An eSIM bought before you arrive is convenient — you land already connected. If you plan to use Gojek or Grab, choose a plan that includes an Indonesian (+62) phone number, since those apps need it to verify your account. Wifi is reliable in hotels and cafés in tourist hubs but thins out on remote islands.
Health & safety
Indonesia is generally welcoming to travellers, and the major advisories place it at a moderate caution level for terrorism and natural disasters rather than a 'do not travel' rating. Some regions, notably parts of Papua, carry higher warnings, but popular destinations including Bali, Java and Lombok do not.
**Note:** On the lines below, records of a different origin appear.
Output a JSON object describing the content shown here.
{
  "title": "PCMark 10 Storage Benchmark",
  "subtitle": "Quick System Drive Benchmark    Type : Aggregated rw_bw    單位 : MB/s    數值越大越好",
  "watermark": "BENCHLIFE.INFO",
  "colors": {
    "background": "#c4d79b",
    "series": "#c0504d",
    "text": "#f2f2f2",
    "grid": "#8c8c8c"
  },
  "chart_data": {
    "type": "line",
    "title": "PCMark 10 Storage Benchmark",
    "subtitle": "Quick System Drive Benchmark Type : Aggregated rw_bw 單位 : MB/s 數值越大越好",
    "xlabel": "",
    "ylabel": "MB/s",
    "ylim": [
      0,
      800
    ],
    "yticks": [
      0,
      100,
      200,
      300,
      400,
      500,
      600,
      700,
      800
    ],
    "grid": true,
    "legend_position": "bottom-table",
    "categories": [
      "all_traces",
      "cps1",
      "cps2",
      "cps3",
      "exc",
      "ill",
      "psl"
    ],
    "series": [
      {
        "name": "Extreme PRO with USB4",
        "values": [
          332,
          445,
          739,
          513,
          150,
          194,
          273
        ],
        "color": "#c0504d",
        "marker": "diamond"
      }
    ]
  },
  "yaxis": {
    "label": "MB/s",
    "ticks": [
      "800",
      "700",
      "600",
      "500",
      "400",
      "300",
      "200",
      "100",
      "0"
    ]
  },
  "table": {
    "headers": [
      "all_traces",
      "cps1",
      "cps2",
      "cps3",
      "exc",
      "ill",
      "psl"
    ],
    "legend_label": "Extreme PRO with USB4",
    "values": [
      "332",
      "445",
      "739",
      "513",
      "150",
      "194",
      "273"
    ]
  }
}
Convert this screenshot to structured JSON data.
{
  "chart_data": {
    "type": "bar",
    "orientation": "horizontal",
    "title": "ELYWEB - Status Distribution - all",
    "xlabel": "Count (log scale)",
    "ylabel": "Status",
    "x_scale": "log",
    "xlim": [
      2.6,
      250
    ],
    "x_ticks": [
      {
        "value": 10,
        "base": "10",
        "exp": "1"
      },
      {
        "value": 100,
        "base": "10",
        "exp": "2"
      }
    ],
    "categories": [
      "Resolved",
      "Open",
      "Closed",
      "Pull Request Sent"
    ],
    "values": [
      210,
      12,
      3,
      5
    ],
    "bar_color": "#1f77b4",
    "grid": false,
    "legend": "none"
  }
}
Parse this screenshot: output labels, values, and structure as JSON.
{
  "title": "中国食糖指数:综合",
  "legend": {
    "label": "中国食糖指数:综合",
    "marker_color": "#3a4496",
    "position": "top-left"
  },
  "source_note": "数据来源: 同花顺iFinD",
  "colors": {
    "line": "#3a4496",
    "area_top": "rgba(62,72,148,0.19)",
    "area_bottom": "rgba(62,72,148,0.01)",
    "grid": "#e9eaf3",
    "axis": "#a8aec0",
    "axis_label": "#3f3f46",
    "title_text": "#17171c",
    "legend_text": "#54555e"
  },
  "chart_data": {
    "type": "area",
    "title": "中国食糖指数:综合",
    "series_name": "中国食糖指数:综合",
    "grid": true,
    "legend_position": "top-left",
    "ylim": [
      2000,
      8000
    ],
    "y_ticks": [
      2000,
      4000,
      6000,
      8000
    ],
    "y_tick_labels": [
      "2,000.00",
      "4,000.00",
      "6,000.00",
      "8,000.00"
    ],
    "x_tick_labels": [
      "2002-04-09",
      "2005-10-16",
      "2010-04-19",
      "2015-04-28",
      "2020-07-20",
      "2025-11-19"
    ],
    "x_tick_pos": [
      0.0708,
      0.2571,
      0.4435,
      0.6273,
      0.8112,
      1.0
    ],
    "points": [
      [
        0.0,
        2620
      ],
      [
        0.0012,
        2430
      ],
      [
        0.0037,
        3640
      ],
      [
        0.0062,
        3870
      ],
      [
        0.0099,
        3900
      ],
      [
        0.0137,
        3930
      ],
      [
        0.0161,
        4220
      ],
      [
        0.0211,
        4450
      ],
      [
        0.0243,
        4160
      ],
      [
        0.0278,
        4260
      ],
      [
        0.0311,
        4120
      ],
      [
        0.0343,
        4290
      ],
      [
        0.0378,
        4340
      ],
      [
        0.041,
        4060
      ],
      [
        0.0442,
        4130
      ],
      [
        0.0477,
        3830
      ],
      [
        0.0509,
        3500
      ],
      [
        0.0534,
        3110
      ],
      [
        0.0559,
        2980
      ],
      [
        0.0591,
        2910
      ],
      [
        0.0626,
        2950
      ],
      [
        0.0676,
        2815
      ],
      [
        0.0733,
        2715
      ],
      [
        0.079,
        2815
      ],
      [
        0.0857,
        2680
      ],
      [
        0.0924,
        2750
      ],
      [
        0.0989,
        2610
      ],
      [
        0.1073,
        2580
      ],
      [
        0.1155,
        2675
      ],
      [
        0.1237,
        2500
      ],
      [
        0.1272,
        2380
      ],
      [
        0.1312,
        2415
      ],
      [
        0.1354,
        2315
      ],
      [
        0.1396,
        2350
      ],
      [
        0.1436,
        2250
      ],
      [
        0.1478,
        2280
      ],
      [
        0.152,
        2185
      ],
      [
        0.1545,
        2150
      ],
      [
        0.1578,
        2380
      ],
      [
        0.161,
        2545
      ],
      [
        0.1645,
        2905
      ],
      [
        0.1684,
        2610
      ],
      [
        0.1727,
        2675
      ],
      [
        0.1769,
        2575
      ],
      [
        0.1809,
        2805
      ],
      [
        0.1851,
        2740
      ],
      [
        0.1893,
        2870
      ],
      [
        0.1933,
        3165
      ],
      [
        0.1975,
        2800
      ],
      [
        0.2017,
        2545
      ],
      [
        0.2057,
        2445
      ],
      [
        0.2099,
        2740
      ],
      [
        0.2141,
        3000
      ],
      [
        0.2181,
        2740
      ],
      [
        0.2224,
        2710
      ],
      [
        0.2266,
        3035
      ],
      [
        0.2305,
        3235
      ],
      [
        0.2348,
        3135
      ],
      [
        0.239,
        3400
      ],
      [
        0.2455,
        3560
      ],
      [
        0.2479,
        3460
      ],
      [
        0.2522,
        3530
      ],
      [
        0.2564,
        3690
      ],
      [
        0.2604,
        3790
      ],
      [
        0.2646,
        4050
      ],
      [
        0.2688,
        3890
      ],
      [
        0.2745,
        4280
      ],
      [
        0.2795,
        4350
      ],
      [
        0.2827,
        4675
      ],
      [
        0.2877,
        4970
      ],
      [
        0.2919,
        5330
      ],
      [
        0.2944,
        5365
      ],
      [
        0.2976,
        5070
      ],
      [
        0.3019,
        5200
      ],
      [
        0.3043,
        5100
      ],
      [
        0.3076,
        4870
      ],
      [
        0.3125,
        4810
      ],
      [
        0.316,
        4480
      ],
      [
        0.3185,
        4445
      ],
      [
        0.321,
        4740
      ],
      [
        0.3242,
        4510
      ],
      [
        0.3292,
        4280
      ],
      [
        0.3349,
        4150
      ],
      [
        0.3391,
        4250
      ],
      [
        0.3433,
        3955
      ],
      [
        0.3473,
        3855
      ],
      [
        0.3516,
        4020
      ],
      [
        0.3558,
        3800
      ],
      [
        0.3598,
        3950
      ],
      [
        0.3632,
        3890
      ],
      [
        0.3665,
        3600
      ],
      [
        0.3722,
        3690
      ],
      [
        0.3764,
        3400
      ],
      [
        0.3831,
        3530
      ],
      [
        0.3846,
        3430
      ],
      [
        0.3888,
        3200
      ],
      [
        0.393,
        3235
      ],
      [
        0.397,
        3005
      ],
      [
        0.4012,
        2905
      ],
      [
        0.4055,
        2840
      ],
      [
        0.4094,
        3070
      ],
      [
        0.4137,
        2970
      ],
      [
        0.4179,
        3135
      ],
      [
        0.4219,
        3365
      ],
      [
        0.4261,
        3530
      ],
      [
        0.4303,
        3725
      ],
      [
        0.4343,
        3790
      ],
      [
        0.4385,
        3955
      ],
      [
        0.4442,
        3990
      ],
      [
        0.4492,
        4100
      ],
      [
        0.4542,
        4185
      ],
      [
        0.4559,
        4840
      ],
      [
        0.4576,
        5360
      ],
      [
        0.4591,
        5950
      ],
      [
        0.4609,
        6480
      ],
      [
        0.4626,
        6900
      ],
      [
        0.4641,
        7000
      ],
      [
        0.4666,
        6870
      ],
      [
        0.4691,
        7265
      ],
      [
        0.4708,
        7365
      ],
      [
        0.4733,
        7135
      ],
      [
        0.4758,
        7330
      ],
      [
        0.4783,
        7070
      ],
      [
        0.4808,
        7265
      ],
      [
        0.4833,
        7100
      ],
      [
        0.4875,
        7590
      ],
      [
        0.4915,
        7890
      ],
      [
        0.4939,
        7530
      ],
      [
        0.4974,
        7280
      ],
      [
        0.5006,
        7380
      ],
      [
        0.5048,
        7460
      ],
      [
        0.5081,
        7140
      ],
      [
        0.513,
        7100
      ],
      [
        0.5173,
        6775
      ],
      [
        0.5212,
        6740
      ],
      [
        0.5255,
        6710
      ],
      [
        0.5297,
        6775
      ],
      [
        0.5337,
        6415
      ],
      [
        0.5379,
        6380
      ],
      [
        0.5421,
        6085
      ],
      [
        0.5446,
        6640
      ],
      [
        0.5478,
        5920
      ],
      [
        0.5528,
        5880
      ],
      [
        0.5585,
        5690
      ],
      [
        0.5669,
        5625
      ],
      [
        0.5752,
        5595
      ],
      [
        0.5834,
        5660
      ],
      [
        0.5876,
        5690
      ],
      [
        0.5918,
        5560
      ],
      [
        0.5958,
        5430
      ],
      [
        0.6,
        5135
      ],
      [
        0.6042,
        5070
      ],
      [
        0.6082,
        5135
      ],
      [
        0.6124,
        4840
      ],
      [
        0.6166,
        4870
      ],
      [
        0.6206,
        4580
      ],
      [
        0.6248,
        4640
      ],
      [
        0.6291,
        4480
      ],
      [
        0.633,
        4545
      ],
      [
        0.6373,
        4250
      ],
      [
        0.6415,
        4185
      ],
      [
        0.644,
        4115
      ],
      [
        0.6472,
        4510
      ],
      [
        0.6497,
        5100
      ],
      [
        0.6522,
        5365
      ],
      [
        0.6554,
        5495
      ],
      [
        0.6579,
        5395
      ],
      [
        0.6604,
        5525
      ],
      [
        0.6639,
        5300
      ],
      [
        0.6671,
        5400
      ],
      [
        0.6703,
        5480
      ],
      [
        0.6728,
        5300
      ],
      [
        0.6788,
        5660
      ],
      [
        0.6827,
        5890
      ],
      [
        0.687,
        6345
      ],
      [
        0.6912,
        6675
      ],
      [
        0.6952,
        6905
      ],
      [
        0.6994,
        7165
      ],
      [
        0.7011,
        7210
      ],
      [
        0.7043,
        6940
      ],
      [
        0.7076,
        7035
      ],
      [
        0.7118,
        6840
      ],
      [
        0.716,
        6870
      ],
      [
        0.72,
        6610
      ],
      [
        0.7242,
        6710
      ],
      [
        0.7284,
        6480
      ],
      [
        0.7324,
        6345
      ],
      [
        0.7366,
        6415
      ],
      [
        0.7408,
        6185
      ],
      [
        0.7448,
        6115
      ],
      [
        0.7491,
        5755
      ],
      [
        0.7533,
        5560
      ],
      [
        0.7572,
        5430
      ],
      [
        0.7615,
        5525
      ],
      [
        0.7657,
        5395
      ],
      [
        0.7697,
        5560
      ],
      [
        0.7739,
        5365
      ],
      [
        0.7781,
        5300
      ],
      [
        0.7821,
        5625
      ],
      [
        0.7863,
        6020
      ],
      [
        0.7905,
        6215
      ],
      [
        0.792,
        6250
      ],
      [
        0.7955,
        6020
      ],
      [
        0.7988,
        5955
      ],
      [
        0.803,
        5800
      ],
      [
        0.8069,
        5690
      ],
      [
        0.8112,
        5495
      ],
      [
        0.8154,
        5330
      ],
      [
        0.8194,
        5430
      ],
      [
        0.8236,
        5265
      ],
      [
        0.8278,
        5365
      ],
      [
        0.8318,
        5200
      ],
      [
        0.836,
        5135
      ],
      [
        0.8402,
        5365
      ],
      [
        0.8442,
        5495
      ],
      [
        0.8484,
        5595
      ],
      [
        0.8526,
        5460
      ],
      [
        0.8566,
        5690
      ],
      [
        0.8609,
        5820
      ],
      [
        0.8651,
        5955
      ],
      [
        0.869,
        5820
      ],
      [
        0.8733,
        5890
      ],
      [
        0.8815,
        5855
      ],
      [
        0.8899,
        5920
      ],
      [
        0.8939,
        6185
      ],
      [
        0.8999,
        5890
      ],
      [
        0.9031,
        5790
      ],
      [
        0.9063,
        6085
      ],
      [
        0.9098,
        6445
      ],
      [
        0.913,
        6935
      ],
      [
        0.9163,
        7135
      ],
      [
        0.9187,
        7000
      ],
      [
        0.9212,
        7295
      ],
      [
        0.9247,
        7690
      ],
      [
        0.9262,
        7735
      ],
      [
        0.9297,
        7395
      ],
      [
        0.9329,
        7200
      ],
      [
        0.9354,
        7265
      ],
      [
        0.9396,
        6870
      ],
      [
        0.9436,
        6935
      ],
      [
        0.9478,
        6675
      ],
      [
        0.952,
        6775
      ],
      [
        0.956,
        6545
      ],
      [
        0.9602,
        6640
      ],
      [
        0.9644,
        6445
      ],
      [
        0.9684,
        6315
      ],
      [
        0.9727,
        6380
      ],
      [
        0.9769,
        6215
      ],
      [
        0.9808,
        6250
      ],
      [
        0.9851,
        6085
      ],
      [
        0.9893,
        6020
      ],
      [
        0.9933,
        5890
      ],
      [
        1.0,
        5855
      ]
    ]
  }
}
Petty crime is the most common issue — bag-snatching by passing motorbike, pickpocketing and card fraud, especially in busy parts of Bali. Watch for drink-spiking and methanol-tainted alcohol — stick to sealed, reputable brands. Critically, Indonesia has extremely severe drug laws: trafficking offences can carry the death penalty, so never carry or use illegal drugs.
Do not drink tap water — use bottled or properly filtered water. Rabies and dengue are present, so avoid stray animals and use mosquito repellent. Indonesia sits on the Pacific 'Ring of Fire', so earthquakes, tsunamis and volcanic activity are genuine hazards — heed local warnings. The national emergency number is 112.
Good to know
Power: Indonesia runs on 230V, 50Hz, with Type C and Type F plugs (the round two-pin European style). Travellers from the US, UK and elsewhere will need an adapter.
Language: the official language is Indonesian (Bahasa Indonesia), with hundreds of regional languages also spoken. English is widely understood in tourist areas and among younger Indonesians, less so in rural regions.
Best time to visit: Indonesia is tropical and hot year-round. The dry season, roughly May to September, is the most reliable time for Bali, Java, Lombok and Komodo; the wettest months fall October to April.
Time zone: Indonesia spans three time zones — Western (UTC+7, covering Jakarta and Java), Central (UTC+8, covering Bali and Lombok) and Eastern (UTC+9).
Travel rules — especially visa, entry and safety details — change and can depend on your nationality. Always confirm with official sources before you travel.